What do you think of when you think of anger management? Someone who has a problem with his or her temper and needs to manage it – for other people?
That’s accurate, but it’s not the whole story. If you’ve got a problem with anger, you have to learn how to manage it for your own benefit.
ANGER CAN BE A POSITIVE EMOTION IN THE SHORT TERM
Not all anger is bad. It can be a healthy if temporary response to perceived wrongdoing by someone else, and a catalyst for change. But if not managed properly, it can threaten your physical and emotional well-being.
DO YOU TRULY “MANAGE” YOUR ANGER?
You might think you‘ve got a handle on your anger if you rarely lose your temper. That’s not true, though, if you’ve got resentment bubbling as an undercurrent all the time. This can be harmful to other people, of course, but it’s also harmful to you.
HOW SELF-CARE CAN LEAD TO TRUE ANGER MANAGEMENT
To truly manage anger, you can’t just control it. You must learn self-care skills that will soothe and ultimately heal it.
It’s normal to want to have somebody “fix” our problems, including those we may have with anger. This isn’t realistic or healthy, though. Instead, you must cultivate anger management skills through self-care.
SELF-CARE TECHNIQUES THAT HEAL ANGER
- Learn to be kind to yourself
“What?” you may say. “I thought anger management was about being kind to other people.” Not quite. You can’t truly be kind to other people until you learn to be kind to yourself.
Listen to your self-talk. Is it full of criticism, judgment, despair, and yes, anger? If so, you need to begin to cultivate a kinder attitude toward yourself.
Start by countering those statements as if you were soothing a friend. You don’t even have to believe what you say, at first. Continue; you’ll see that your feelings will begin to change and that as long as your actions have followed suit – and they will – you’ll begin to believe what you tell yourself.
- Spend some time every day simply “being”
It’s key to anger management that you spend just a little time every day to simply be present and to sit silent.
One of the easiest ways to simply “be” is to concentrate on your breath. Sit somewhere quiet and still. Breathe in for 5 seconds, hold it, and breathe out. If you wish, use a mantra as you do so, for example, “Peace.”
- Do something fun – every day
What did you do for fun when you were a kid? Even something simple, like bouncing on a mini-trampoline, can put you back in touch with joy (and it’s also great exercise, by the way, another anger-buster).

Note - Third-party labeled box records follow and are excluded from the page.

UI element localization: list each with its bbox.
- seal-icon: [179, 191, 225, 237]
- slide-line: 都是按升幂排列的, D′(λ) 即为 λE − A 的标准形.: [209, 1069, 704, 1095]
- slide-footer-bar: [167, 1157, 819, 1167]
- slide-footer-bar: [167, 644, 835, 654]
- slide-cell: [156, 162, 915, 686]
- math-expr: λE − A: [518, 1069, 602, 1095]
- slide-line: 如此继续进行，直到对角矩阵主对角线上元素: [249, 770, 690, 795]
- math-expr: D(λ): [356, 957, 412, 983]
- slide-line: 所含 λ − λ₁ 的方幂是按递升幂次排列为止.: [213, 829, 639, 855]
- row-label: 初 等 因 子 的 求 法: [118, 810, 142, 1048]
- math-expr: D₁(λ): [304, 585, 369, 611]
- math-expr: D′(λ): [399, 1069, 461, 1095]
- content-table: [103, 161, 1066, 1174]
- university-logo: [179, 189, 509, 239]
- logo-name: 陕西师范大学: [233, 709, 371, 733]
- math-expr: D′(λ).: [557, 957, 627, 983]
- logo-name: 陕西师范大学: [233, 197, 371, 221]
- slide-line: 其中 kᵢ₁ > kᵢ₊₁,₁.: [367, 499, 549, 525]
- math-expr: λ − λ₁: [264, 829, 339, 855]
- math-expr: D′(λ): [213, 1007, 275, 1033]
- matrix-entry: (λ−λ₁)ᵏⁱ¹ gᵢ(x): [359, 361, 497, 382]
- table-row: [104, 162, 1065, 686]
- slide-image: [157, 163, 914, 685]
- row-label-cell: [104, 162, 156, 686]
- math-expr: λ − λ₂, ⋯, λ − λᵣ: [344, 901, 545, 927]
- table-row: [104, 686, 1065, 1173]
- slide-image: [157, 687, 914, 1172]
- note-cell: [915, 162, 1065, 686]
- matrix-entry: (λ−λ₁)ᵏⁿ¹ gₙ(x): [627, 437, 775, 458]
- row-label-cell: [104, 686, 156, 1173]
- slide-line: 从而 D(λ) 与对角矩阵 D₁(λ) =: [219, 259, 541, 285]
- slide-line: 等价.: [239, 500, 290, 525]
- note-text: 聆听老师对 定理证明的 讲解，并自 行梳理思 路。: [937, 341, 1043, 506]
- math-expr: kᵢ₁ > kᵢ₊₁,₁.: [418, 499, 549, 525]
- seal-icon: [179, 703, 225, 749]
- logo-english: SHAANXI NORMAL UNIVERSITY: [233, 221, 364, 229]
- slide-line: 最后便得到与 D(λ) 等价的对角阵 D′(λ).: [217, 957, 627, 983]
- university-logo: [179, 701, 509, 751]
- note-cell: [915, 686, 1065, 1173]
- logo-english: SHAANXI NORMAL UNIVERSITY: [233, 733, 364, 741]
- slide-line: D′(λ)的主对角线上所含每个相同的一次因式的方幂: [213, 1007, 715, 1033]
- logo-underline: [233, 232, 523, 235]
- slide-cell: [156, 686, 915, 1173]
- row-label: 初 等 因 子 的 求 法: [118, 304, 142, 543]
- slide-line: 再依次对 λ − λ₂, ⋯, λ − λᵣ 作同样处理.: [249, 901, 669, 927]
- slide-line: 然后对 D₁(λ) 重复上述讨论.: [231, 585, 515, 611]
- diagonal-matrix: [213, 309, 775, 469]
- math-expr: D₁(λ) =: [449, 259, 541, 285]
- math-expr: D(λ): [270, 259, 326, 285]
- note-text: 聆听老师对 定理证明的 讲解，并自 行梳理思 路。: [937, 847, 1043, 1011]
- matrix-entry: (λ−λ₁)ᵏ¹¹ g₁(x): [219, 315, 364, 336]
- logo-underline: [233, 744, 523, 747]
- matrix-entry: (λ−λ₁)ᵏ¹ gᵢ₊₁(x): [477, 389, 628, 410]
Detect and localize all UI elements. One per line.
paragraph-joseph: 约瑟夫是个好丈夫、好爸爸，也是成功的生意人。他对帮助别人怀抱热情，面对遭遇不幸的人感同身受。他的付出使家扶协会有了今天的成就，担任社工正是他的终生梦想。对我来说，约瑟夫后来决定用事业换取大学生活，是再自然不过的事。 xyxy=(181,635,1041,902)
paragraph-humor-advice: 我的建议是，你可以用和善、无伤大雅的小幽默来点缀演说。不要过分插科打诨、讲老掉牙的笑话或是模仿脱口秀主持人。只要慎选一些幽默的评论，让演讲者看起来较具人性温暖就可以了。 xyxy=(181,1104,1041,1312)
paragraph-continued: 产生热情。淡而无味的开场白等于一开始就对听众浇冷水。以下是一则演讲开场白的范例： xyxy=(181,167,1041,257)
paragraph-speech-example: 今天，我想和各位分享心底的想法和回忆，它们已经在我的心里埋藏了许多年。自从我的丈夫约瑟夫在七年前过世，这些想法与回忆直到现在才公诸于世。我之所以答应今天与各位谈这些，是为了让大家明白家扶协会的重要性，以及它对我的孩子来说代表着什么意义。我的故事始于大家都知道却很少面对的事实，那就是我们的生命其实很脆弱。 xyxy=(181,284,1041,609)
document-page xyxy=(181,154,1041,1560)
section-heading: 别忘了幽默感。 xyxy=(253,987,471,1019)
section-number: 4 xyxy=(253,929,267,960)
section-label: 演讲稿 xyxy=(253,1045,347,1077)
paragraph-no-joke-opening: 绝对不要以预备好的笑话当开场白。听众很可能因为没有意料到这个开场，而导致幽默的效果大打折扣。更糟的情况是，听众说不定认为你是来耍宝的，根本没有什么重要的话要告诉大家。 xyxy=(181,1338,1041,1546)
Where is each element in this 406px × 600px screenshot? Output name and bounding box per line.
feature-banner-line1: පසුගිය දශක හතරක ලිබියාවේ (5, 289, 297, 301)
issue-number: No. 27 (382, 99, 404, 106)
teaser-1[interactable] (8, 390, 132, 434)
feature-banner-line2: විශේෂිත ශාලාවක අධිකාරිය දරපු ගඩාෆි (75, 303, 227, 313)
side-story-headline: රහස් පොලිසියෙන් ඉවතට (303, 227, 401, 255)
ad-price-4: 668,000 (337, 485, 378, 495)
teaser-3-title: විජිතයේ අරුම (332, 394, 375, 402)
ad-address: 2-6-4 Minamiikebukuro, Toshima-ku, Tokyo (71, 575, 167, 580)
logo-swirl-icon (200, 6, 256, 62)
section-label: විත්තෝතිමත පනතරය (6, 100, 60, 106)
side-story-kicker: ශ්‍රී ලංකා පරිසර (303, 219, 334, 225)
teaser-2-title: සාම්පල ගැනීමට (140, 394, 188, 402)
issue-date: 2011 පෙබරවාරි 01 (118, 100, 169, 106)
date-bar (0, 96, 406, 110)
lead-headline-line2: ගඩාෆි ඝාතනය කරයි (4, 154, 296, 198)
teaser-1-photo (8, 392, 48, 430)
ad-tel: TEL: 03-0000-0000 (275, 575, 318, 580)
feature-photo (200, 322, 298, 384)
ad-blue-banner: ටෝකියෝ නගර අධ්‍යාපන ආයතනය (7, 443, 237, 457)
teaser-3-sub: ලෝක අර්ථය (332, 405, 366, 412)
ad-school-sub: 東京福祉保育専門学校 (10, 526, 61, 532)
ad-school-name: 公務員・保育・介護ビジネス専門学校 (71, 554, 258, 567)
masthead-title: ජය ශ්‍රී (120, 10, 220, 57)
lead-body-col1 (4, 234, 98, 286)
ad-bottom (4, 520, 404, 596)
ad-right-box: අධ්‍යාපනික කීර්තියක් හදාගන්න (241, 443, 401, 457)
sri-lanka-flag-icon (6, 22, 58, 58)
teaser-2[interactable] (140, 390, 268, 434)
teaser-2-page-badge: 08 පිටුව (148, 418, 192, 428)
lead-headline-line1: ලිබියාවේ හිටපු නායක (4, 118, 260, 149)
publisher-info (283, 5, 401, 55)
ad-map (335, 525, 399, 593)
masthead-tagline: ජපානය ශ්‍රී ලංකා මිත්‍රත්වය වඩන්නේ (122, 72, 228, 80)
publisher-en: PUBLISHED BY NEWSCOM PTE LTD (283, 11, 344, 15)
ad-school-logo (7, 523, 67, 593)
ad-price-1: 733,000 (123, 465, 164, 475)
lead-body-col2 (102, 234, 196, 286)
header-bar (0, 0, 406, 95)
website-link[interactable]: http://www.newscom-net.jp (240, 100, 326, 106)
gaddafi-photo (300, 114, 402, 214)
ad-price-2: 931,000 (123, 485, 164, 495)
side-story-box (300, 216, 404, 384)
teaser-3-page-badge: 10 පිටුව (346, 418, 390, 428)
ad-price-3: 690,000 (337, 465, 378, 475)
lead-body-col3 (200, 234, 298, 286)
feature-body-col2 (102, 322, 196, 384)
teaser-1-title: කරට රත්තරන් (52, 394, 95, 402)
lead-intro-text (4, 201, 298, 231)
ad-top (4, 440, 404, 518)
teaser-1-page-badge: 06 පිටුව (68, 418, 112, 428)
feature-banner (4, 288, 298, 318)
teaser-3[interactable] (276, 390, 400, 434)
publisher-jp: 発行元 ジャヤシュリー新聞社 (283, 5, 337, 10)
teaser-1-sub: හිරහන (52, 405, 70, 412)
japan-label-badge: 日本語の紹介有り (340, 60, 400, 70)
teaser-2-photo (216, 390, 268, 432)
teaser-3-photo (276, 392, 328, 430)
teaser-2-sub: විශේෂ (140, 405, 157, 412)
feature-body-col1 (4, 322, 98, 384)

- Be aware of and plan for triggers
As you focus on healing your anger, you may still have triggers that set you off. That’s okay. Put a plan in place to deal with them. What will you say or do when anger arises? Plan ahead and you can thwart anger before it takes hold. Continue to practice self-care as you do so. Eat well, exercise, spend time alone and with people you love, focusing on the positive.
- Let go
A lot of anger may come from old past hurts that may not even have anything to do with life today.
Letting go is all about setting yourself free. If you can’t “forgive” old wrongs, it’s okay. “Let go” of them instead (and if necessary, the people involved in them). When you let go, you’re free, and you set your anger free, too.